I started my first self-initiated, independent writing project during the summer between third and fourth grades. I was nine. The movie E.T. was released that June and I loved it. My project was something between a comic book and a kid's picture book (e.g., The Cat In The Hat). I guess I had trouble even then following conventions: rather than write a "once upon a time" story, I was building a fictional Encyclopedia of Alien Lifeforms. Each entry was introduced with a labeled diagram of an alien, identifying the important anatomical systems (sense organs, circulatory and nervous systems, etc.) followed by written descriptions of home planets, common characteristics, and--possibly the most inventive of the writing--how they differed from human beings.
By mid-winter I'd created perhaps forty different entries in my book. One morning during a snowy, windy walk to a waiting school bus, my entire collection of work was caught up in a gust, blowing every page across the cold, wet snow. I could never bring myself to try to recreate it: the project was lost to the cruelty of nature.

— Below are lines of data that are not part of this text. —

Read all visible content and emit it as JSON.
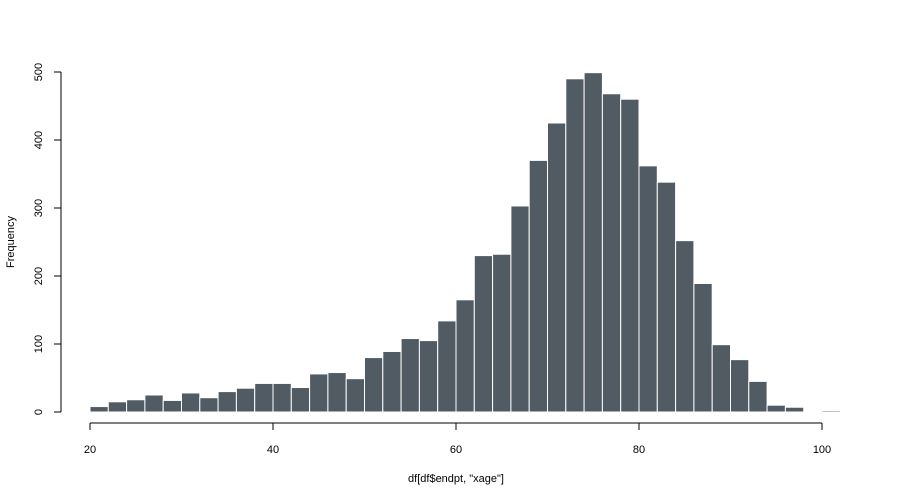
{
  "chart_data": {
    "type": "bar",
    "subtype": "histogram",
    "xlabel": "df[df$endpt, \"xage\"]",
    "ylabel": "Frequency",
    "xlim": [
      20,
      100
    ],
    "ylim": [
      0,
      500
    ],
    "x_ticks": [
      20,
      40,
      60,
      80,
      100
    ],
    "y_ticks": [
      0,
      100,
      200,
      300,
      400,
      500
    ],
    "bin_width": 2,
    "bin_starts": [
      20,
      22,
      24,
      26,
      28,
      30,
      32,
      34,
      36,
      38,
      40,
      42,
      44,
      46,
      48,
      50,
      52,
      54,
      56,
      58,
      60,
      62,
      64,
      66,
      68,
      70,
      72,
      74,
      76,
      78,
      80,
      82,
      84,
      86,
      88,
      90,
      92,
      94,
      96,
      100
    ],
    "values": [
      8,
      15,
      18,
      25,
      17,
      28,
      21,
      30,
      35,
      42,
      42,
      36,
      56,
      58,
      49,
      80,
      89,
      108,
      105,
      134,
      165,
      230,
      232,
      303,
      370,
      425,
      490,
      499,
      468,
      460,
      362,
      338,
      252,
      189,
      99,
      77,
      45,
      10,
      7,
      2
    ],
    "grid": false,
    "bar_color": "#515b63",
    "bar_edge_color": "#ffffff",
    "background_color": "#ffffff"
  }
}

As I got older, I found it increasingly difficult to suspend my disbelief around science fiction. I liked science too much to allow it to be cast aside for the convenience of fiction. Some time around seventh grade I was assigned to read a Ray Bradbury story (I forget which one) and hated it so much that I never returned to the genre. And I became increasingly intolerant of sloppy science in fiction, especially time travel.
I began to come around finally when I read Machio Kaku's Hyperspace from the mid-nineties. He put forth a hypothesis I could buy. 1) Time travel required a machine (rather than being just an "action") because it required control of an immense amount of energy. 2) Travel through time could only happen as long as the machine existed; you couldn't go back in time before it, and you couldn't go forward beyond when it stopped functioning. This theory made time travel a slightly more acceptable fictional tool.

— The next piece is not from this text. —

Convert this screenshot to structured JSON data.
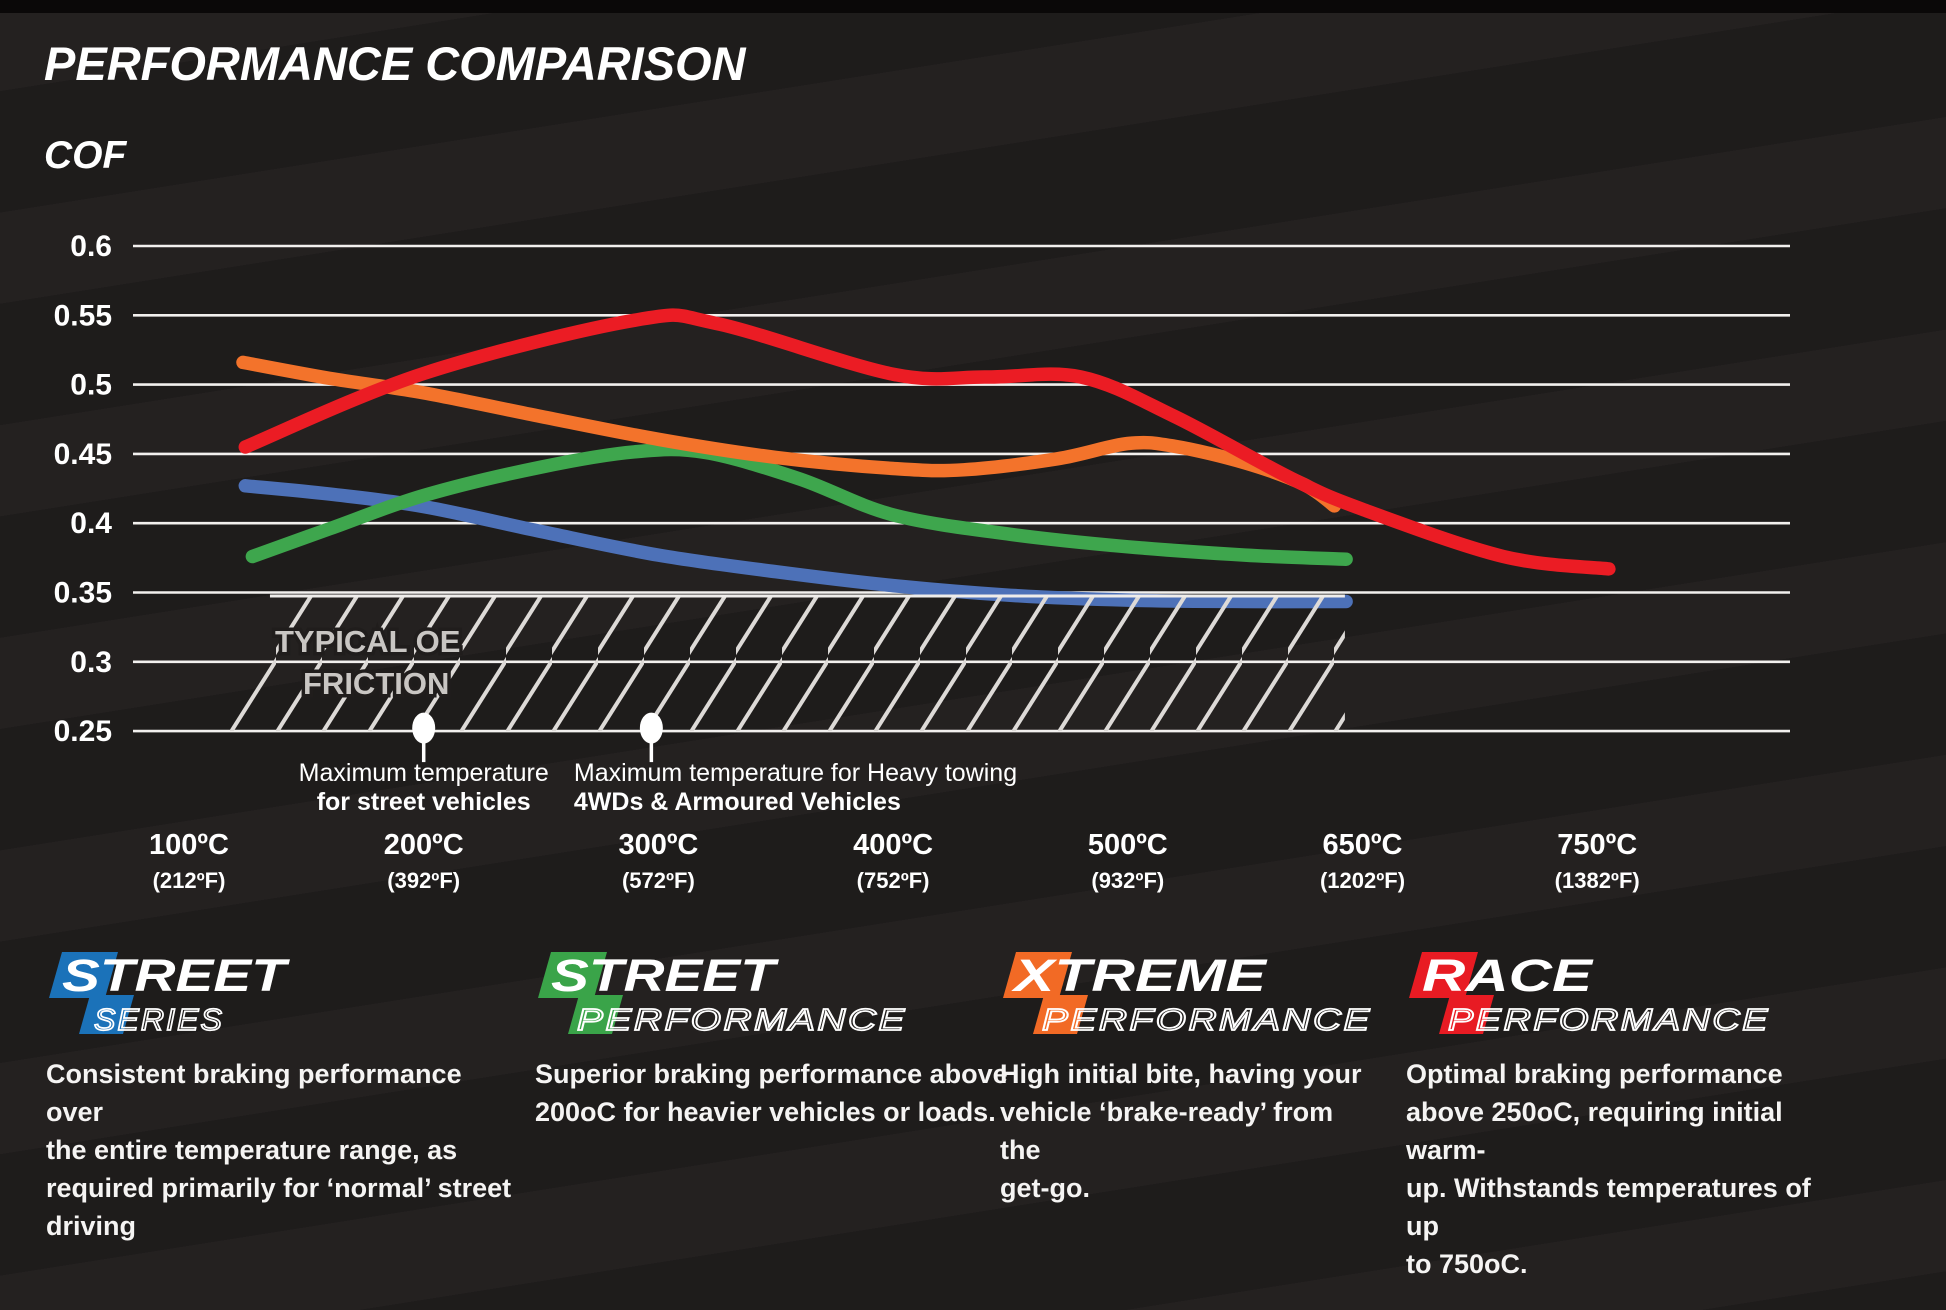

As I continued to learn about developments in modern science, as I encountered increasingly bizarre and nearly-fictional scientific theories, I eased up on my resistance to suspending disbelief in science fiction. In some cases, I have to suspend disbelief to trust science fact.
Being so unfamiliar with science fiction, I feel I would be unfairly encroaching to write it. Also, I suspect the genre's community would think I was making fun: there's no way I could write science fiction with a serious tone. To me, it's frequently too "out there" for me to be serious. I had an idea about an alien fact-finding mission: a series of observations of humanity from the perspective of an outsider--in the extreme.
Most of the beings have a tissue growth at the top of their bodies. It is a fine, soft, flexible growth, possibly originally developed to keep their brains warm. Those that have it seem to be excessively fixated on it. In fact, many of those that don't seem equally fixated on recreating it, either with a synthetic substitute or through chemical-induced regrowth. They shape it, twist it, and even discolor it. Vast amounts of resources are used on it, though we do not observe any sort of greater social value derived from the expense and effort. We assume it is for some sort of mating purpose, though as of yet have not found any consistency in its effect.
The trouble is, in writing, you have to satisfy two audiences: readers and yourself. Regardless of how entertaining such a work might be to the rest of the world, my lingering angst over science fiction keeps me from feeling compelled to write much more than the above.